Analyst · Wedbush Securities. Please go ahead

But do you see the upfront as kind of the benchmark as to where you're going to be pushing the CPMs? As you sell more of your inventory, does that really become more the centerpiece of what your pricing strategy is going to be for any given year? Kurt C. Hall - Chairman, President & Chief Executive Officer: I don't know if it will be or not. It's a little harder with our business, especially in that we don't have as much history on this as say TV networks. We also don't have anywhere near the amount of inventory. So, what we've seen is, you know, this 30% increase I just alluded to, is – we don't – when we go into the year and we get to any given month, we don't have a lot of inventory left to sell. So – if we've done a good job in the upfront. So, with the lack of inventory, if you will, you obviously have more pricing pressure can be applied to it and you can see what you've – you can see the results in that 30% number I talked about.

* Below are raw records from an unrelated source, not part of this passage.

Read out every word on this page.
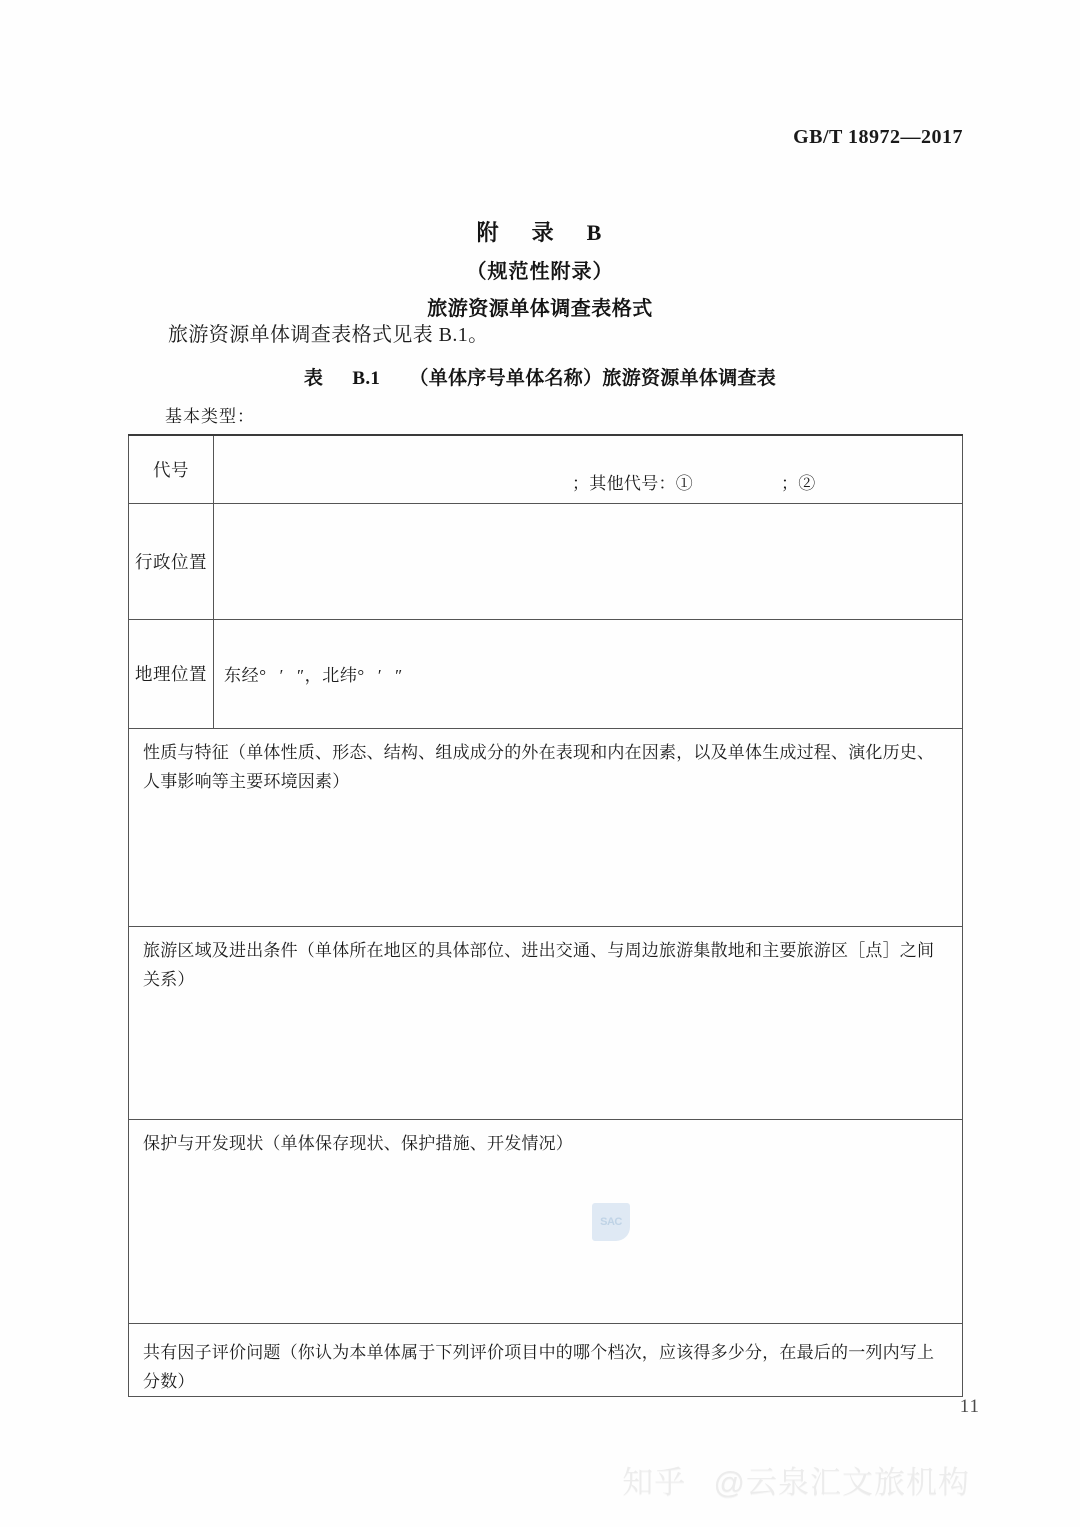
GB/T 18972—2017
附 录 B
（规范性附录）
旅游资源单体调查表格式
旅游资源单体调查表格式见表 B.1。
表 B.1 （单体序号单体名称）旅游资源单体调查表
基本类型：
代号	；其他代号：① ；②

行政位置	
地理位置	东经° ′ ″，北纬° ′ ″
性质与特征（单体性质、形态、结构、组成成分的外在表现和内在因素，以及单体生成过程、演化历史、人事影响等主要环境因素）	
旅游区域及进出条件（单体所在地区的具体部位、进出交通、与周边旅游集散地和主要旅游区［点］之间关系）	
保护与开发现状（单体保存现状、保护措施、开发情况）	
共有因子评价问题（你认为本单体属于下列评价项目中的哪个档次，应该得多少分，在最后的一列内写上分数）	
SAC
11
知乎 @云泉汇文旅机构
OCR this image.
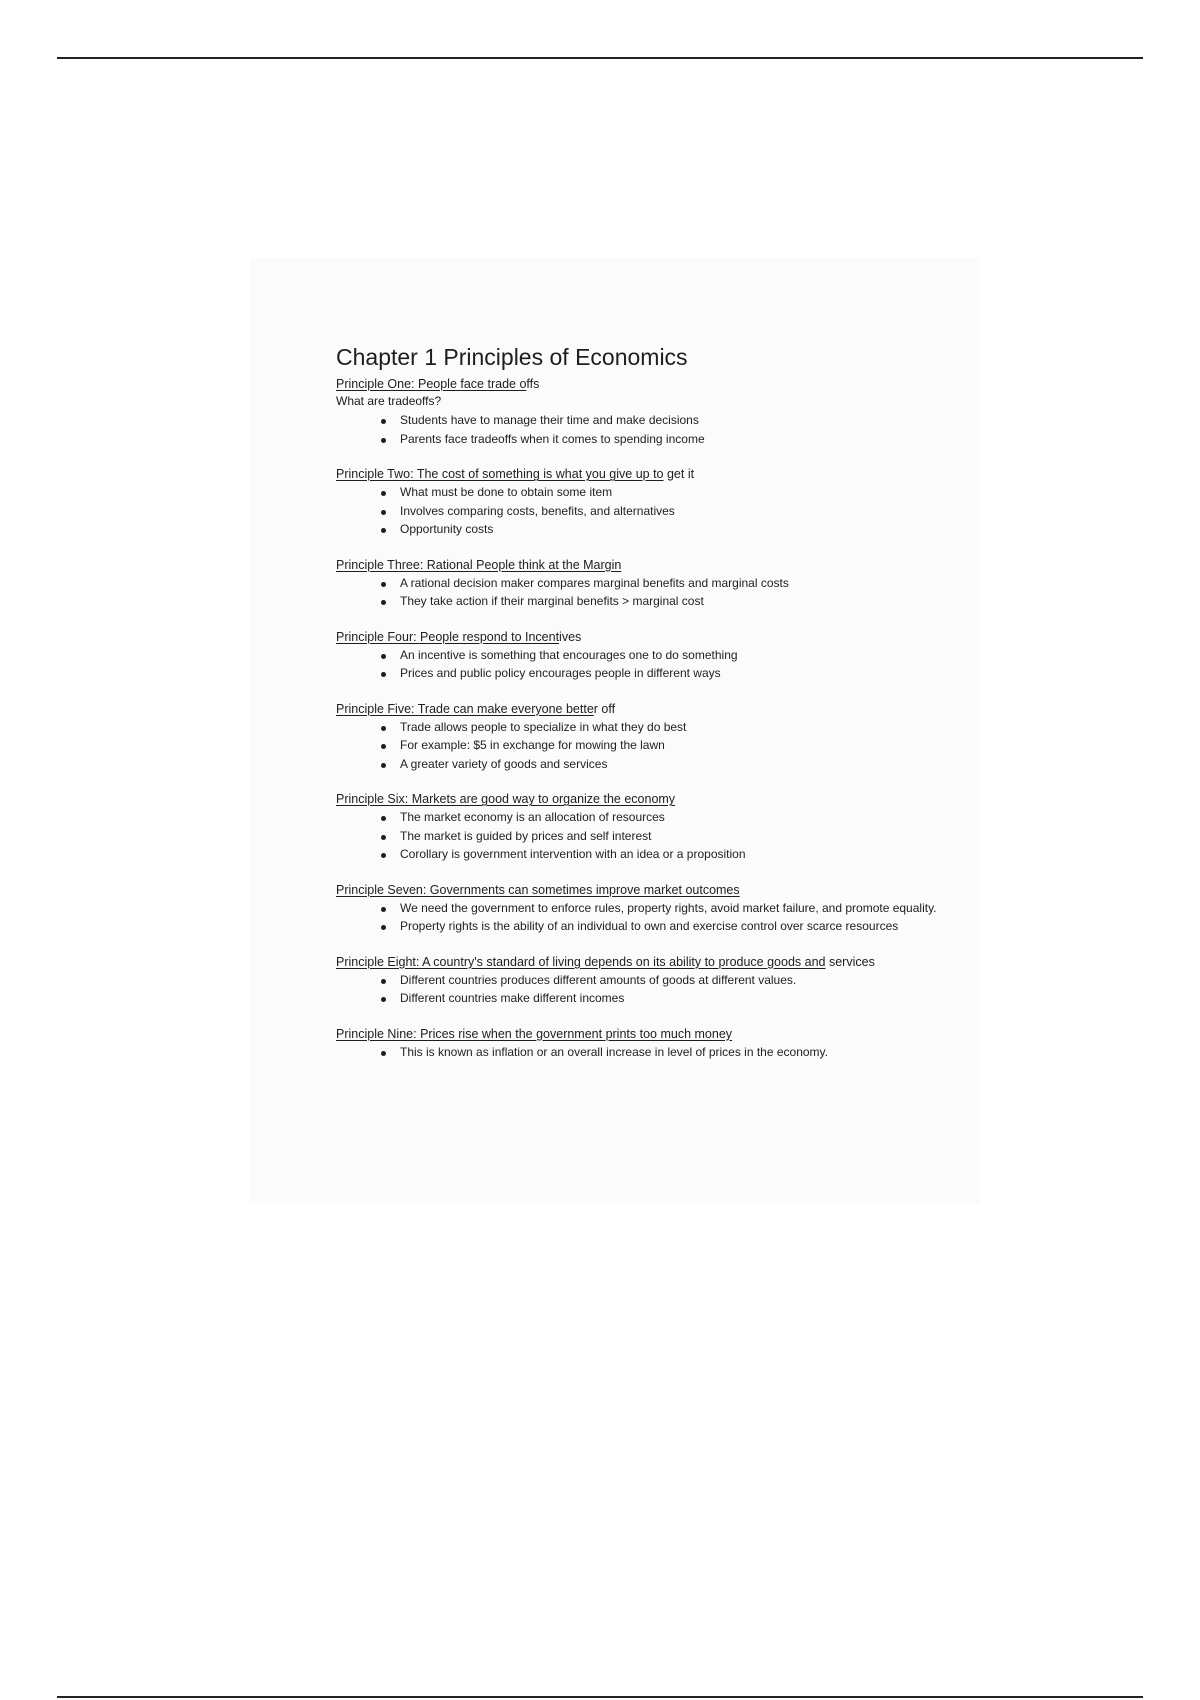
Chapter 1 Principles of Economics

Principle One: People face trade offs

What are tradeoffs?

Students have to manage their time and make decisions
Parents face tradeoffs when it comes to spending income

Principle Two: The cost of something is what you give up to get it

What must be done to obtain some item
Involves comparing costs, benefits, and alternatives
Opportunity costs

Principle Three: Rational People think at the Margin

A rational decision maker compares marginal benefits and marginal costs
They take action if their marginal benefits > marginal cost

Principle Four: People respond to Incentives

An incentive is something that encourages one to do something
Prices and public policy encourages people in different ways

Principle Five: Trade can make everyone better off

Trade allows people to specialize in what they do best
For example: $5 in exchange for mowing the lawn
A greater variety of goods and services

Principle Six: Markets are good way to organize the economy

The market economy is an allocation of resources
The market is guided by prices and self interest
Corollary is government intervention with an idea or a proposition

Principle Seven: Governments can sometimes improve market outcomes

We need the government to enforce rules, property rights, avoid market failure, and promote equality.
Property rights is the ability of an individual to own and exercise control over scarce resources

Principle Eight: A country's standard of living depends on its ability to produce goods and services

Different countries produces different amounts of goods at different values.
Different countries make different incomes

Principle Nine: Prices rise when the government prints too much money

This is known as inflation or an overall increase in level of prices in the economy.
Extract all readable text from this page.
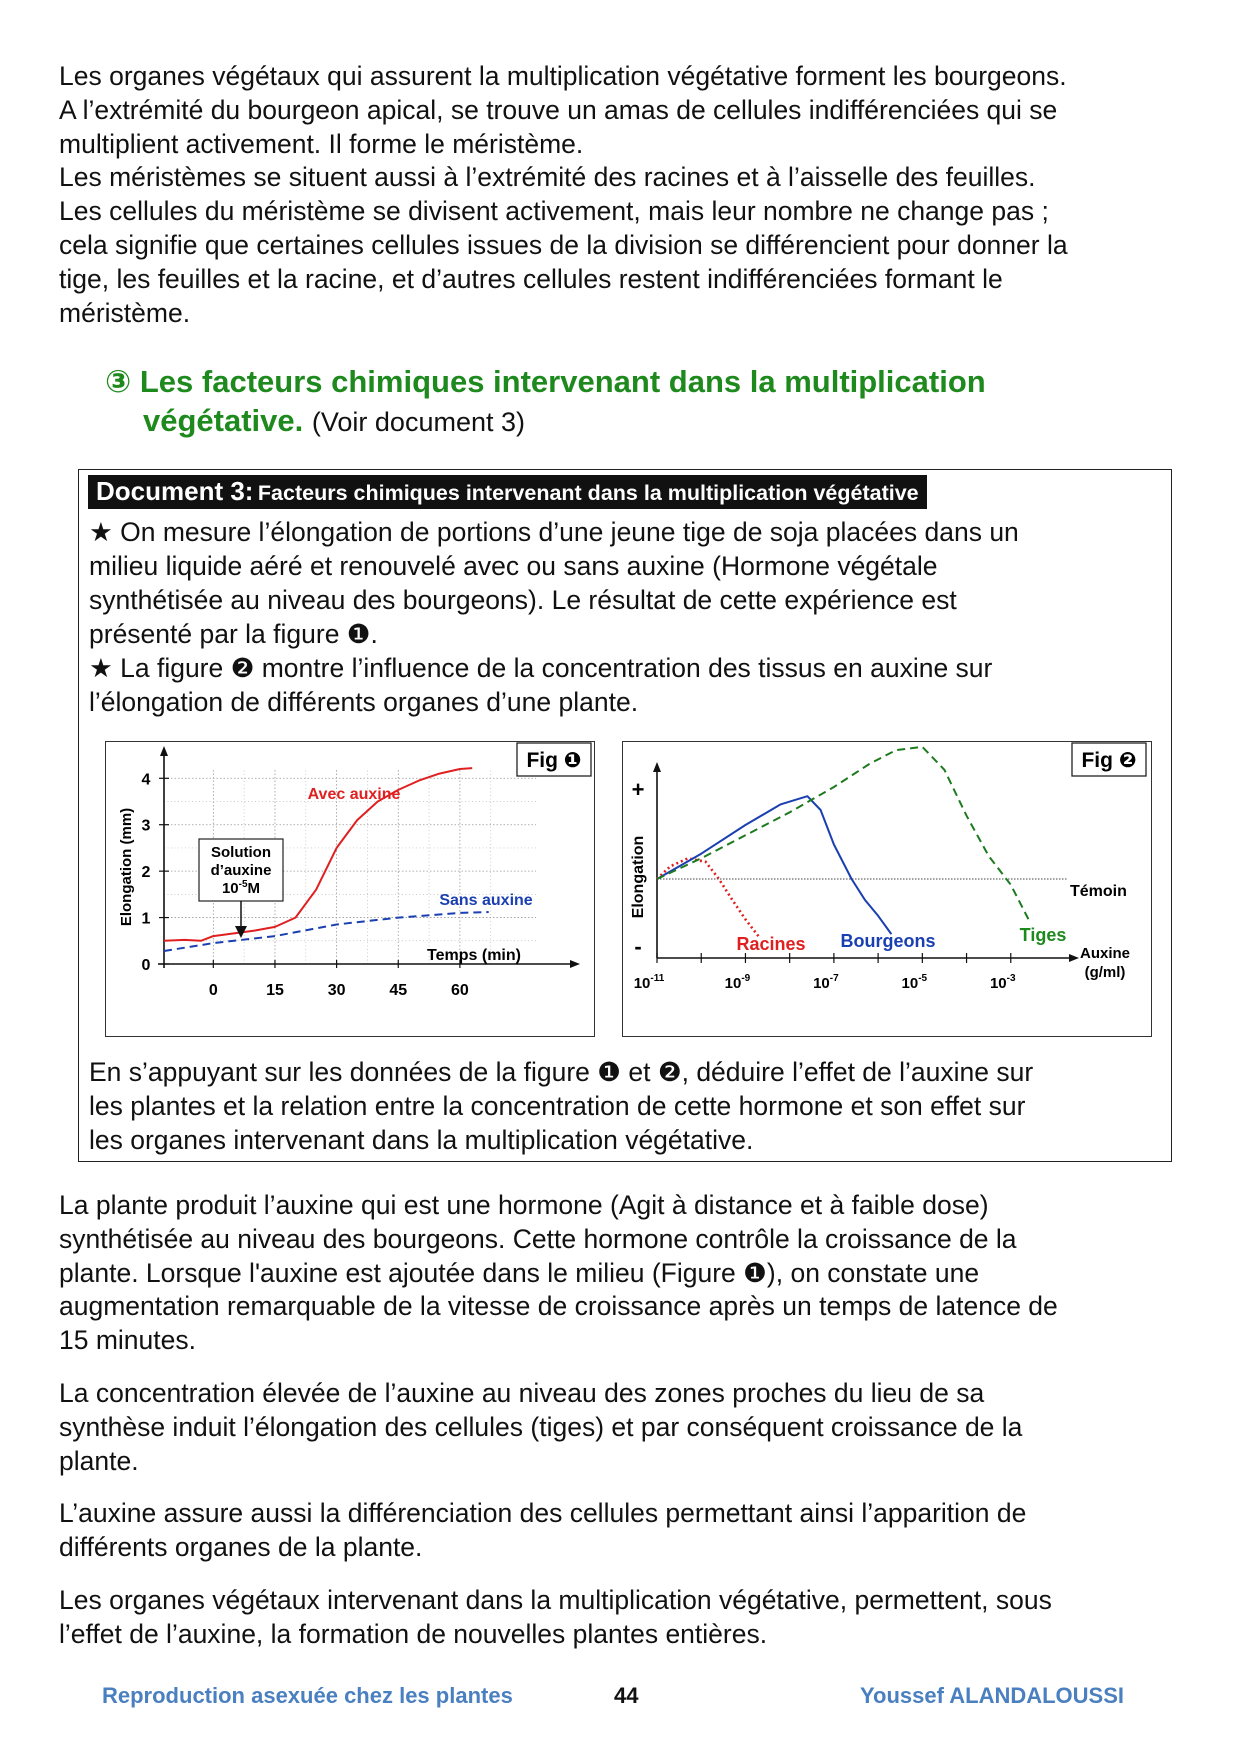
Les organes végétaux qui assurent la multiplication végétative forment les bourgeons.
A l’extrémité du bourgeon apical, se trouve un amas de cellules indifférenciées qui se
multiplient activement. Il forme le méristème.
Les méristèmes se situent aussi à l’extrémité des racines et à l’aisselle des feuilles.
Les cellules du méristème se divisent activement, mais leur nombre ne change pas ;
cela signifie que certaines cellules issues de la division se différencient pour donner la
tige, les feuilles et la racine, et d’autres cellules restent indifférenciées formant le
méristème.
③ Les facteurs chimiques intervenant dans la multiplication
végétative. (Voir document 3)
Document 3: Facteurs chimiques intervenant dans la multiplication végétative
★ On mesure l’élongation de portions d’une jeune tige de soja placées dans un
milieu liquide aéré et renouvelé avec ou sans auxine (Hormone végétale
synthétisée au niveau des bourgeons). Le résultat de cette expérience est
présenté par la figure ❶.
★ La figure ❷ montre l’influence de la concentration des tissus en auxine sur
l’élongation de différents organes d’une plante.
0	15	30	45	60
0
1
2
3
4
Elongation (mm)
Temps (min)
Avec auxine
Sans auxine
Solution
d’auxine
$10^{-5}M$
Fig ❶
$10^{-11}$	$10^{-9}$	$10^{-7}$	$10^{-5}$	$10^{-3}$
Elongation
+
-	Auxine
(g/ml)
Témoin
Racines Bourgeons	Tiges
Fig ❷
En s’appuyant sur les données de la figure ❶ et ❷, déduire l’effet de l’auxine sur
les plantes et la relation entre la concentration de cette hormone et son effet sur
les organes intervenant dans la multiplication végétative.

La plante produit l’auxine qui est une hormone (Agit à distance et à faible dose)
synthétisée au niveau des bourgeons. Cette hormone contrôle la croissance de la
plante. Lorsque l'auxine est ajoutée dans le milieu (Figure ❶), on constate une
augmentation remarquable de la vitesse de croissance après un temps de latence de
15 minutes.

La concentration élevée de l’auxine au niveau des zones proches du lieu de sa
synthèse induit l’élongation des cellules (tiges) et par conséquent croissance de la
plante.

L’auxine assure aussi la différenciation des cellules permettant ainsi l’apparition de
différents organes de la plante.

Les organes végétaux intervenant dans la multiplication végétative, permettent, sous
l’effet de l’auxine, la formation de nouvelles plantes entières.

Reproduction asexuée chez les plantes	44	Youssef ALANDALOUSSI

The other thing that we're doing, and this is some of the systems – new systems that we're developing and that it's able to do is being able to price our inventory week-to-week is really interesting and it's actually been part of the reason you're seeing some of the numbers because from one week to the next, based on film schedule, you could have very significant swings, 30%, 40%, 50% even in differences in pricing for that inventory week-to-week. And so, the ability to do that and really start to zero in on what the real demand is at that point in time, has been a real big deal for us. And again, I think it's resulted in some of the CPM increases that you're seeing.

James G. Dix - Wedbush Securities, Inc.

Analyst · Wedbush Securities. Please go ahead

Great. Thanks very much. Kurt C. Hall - Chairman, President & Chief Executive Officer: Thank you.

Operator

Operator

There are no further questions in our queue. I'd like to turn the call back to Kurt Hall for closing and additional remarks. Kurt C. Hall - Chairman, President & Chief Executive Officer: All right. Thanks very much. I just want to echo some of the things you guys said to me and I just want to go right back at you. It's been great having the relationships and hopefully they won't just completely go away. I'm not going away for a while anyway. But it's been a real pleasure working with you. I didn't always agree with your price targets or your recommendations on whether to buy or sell or hold our stock. But you always were really, really fair with us. You always listened. And I really do appreciate that. So, I'm sure we'll be talking over the next few months and maybe even on the next call. So, thanks very much.